Were these balloon tree pieces produced in only one pottery, or were many
different makers using the same design?
We know that there are more elaborate renditions of the balloon tree, having
many of the same elements, but highly embellished. We know that in Chinese
Export similar although far more intricate scenes appear, which were
undoubtedly the inspiration for blue Willow. We also know that shards of
balloon tree have been found in Alexandria, Va., and Albany, N.Y.

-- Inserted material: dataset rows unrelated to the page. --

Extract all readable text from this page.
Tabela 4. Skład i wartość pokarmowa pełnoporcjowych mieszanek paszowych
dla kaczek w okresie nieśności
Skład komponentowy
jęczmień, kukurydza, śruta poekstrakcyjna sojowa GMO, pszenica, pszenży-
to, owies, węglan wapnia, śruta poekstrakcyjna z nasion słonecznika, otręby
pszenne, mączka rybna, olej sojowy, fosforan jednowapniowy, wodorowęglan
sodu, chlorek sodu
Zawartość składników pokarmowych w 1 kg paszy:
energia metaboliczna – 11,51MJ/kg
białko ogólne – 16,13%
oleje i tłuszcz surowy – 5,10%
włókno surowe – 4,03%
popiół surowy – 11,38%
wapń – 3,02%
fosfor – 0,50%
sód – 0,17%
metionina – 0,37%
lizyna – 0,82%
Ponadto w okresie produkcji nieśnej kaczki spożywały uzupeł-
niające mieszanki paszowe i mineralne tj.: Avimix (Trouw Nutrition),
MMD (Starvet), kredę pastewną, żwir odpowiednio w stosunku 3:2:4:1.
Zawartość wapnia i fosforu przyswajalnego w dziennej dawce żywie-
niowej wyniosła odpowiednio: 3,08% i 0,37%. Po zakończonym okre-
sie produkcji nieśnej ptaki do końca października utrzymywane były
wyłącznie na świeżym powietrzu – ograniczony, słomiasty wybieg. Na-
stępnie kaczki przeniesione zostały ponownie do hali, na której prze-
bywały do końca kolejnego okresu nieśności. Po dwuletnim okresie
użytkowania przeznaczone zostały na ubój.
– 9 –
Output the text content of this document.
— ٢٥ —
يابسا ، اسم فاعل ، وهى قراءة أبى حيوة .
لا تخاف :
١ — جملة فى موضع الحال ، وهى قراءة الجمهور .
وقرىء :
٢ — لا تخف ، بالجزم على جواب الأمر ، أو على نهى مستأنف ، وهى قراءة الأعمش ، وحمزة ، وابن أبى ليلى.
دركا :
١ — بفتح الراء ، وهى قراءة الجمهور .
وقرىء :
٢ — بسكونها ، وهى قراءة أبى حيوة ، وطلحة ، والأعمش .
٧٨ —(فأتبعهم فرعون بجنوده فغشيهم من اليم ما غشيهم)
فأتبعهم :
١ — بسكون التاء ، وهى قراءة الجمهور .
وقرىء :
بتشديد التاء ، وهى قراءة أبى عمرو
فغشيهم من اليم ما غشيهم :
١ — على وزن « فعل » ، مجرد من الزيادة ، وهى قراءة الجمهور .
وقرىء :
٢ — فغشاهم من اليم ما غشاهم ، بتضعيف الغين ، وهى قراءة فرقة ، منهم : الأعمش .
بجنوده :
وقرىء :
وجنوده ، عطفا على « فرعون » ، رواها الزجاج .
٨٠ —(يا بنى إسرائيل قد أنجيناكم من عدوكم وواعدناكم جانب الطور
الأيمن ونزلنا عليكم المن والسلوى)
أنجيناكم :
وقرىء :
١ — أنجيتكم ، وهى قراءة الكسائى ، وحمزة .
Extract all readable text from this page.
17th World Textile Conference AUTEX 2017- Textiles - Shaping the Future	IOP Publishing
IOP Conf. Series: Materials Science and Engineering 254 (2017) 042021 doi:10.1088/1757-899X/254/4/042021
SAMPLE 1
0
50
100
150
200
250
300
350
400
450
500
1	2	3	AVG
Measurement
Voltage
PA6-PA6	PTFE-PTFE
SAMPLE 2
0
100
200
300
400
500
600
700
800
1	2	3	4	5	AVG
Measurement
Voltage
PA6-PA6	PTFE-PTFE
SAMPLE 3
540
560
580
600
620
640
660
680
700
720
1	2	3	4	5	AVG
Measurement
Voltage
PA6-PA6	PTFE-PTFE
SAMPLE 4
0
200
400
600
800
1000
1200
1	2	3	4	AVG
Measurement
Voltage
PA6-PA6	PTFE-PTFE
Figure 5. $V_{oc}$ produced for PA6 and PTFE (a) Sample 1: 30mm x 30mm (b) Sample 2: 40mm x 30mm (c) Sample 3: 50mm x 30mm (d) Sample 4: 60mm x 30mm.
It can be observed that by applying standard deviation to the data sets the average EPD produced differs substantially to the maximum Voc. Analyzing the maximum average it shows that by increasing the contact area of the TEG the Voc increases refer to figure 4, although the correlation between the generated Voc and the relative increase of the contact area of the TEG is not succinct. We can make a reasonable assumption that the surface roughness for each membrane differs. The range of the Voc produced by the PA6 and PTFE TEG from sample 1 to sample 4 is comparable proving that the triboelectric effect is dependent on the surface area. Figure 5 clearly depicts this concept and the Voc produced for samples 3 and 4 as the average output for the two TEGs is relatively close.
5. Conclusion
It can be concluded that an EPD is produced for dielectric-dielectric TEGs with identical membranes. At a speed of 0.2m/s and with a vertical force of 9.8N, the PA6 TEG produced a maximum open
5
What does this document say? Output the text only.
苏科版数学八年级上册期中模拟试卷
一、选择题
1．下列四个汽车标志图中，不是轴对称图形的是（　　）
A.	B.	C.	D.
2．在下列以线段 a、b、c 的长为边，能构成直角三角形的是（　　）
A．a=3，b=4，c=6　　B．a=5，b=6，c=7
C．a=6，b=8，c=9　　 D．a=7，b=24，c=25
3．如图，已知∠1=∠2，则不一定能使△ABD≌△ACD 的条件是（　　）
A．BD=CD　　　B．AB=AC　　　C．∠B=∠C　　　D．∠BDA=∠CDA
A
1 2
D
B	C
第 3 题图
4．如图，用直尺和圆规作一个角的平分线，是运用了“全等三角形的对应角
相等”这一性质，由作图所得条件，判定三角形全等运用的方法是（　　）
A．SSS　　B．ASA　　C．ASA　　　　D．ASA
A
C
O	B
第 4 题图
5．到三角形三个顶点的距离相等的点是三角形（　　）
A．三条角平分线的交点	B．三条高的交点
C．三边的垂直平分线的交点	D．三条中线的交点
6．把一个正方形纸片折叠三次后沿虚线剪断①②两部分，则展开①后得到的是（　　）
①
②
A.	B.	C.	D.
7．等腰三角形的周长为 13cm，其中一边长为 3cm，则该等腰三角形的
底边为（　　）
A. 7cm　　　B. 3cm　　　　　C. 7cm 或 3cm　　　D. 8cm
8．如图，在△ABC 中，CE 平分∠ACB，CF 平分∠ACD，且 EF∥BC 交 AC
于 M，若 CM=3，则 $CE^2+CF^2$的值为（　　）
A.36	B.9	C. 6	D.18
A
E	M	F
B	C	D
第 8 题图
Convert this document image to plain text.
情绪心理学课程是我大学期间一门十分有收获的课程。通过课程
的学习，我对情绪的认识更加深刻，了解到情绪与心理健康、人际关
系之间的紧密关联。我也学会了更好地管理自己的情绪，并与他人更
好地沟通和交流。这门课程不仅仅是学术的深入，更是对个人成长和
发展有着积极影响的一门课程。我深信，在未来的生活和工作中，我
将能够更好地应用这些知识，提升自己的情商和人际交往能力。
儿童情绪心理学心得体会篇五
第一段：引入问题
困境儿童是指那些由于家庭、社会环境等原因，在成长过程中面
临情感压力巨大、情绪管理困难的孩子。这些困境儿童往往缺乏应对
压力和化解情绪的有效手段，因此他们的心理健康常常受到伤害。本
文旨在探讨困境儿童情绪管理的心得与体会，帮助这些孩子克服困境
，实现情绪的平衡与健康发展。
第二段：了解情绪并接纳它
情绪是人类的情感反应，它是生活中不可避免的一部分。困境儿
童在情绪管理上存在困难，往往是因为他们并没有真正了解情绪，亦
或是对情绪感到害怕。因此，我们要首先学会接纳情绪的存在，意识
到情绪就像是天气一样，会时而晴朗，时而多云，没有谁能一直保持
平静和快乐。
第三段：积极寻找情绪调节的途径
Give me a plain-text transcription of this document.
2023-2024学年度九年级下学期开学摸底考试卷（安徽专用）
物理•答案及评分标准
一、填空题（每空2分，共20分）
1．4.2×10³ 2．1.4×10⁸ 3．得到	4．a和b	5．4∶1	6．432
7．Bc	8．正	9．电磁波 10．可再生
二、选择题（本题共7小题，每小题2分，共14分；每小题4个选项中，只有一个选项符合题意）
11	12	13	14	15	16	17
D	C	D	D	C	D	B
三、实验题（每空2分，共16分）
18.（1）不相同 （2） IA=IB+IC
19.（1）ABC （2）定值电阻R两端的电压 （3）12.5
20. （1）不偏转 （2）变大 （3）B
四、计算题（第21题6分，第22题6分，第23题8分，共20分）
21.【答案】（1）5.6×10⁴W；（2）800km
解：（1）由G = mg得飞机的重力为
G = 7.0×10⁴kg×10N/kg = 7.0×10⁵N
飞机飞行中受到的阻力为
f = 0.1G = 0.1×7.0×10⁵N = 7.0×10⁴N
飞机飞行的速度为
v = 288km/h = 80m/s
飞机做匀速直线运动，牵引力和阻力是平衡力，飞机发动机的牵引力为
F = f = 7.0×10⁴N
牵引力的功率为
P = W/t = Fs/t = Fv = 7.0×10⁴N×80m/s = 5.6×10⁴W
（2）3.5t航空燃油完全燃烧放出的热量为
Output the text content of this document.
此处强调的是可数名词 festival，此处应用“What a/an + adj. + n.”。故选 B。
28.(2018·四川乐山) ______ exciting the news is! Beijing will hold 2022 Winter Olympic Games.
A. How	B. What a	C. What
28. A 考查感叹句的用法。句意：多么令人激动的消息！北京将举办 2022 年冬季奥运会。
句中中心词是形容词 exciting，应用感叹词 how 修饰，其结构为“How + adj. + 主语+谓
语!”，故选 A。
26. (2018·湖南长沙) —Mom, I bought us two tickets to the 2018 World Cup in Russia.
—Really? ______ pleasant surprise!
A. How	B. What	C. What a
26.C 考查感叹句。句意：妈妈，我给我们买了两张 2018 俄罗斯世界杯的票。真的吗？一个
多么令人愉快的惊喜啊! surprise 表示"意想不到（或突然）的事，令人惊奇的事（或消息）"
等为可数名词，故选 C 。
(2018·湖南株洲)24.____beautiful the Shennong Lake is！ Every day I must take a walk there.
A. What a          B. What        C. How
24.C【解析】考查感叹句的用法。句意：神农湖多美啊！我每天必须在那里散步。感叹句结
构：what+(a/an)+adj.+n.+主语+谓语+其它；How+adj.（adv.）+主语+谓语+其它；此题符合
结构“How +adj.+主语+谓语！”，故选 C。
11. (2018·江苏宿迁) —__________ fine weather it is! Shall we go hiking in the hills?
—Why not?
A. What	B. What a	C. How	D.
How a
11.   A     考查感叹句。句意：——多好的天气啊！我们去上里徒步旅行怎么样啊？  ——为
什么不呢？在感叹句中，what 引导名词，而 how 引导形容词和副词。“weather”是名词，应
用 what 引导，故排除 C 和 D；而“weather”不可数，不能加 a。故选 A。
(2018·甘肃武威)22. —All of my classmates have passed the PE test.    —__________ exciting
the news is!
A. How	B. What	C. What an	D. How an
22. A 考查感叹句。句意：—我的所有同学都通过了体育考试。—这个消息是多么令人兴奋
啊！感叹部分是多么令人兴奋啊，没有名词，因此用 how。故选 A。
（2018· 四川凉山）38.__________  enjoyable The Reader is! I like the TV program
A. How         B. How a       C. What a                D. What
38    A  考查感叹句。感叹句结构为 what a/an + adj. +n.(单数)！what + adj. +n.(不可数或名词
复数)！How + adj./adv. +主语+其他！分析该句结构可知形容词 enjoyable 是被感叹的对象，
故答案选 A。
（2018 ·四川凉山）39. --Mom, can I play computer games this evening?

All of the pieces were purchased in this country, although the more elaborate
versions have also come from England. Recently I attended "Dish Camp" at
Eastfield Village, where the topic was archaeological discoveries. Can anyone
but another collector know the excitement I felt when George Deike pointed out
the balloon tree shard from Albany that had just been unearthed? And the fact
that it exactly matched one of my pieces, and was certainly painted by the
same hand, made my heart skip another beat.
So the collection continues to grow, and continues to give me great pleasure.
It started with an emotional reaction, which continues, with the added
academic curiosity that surely must grow in every collector's heart.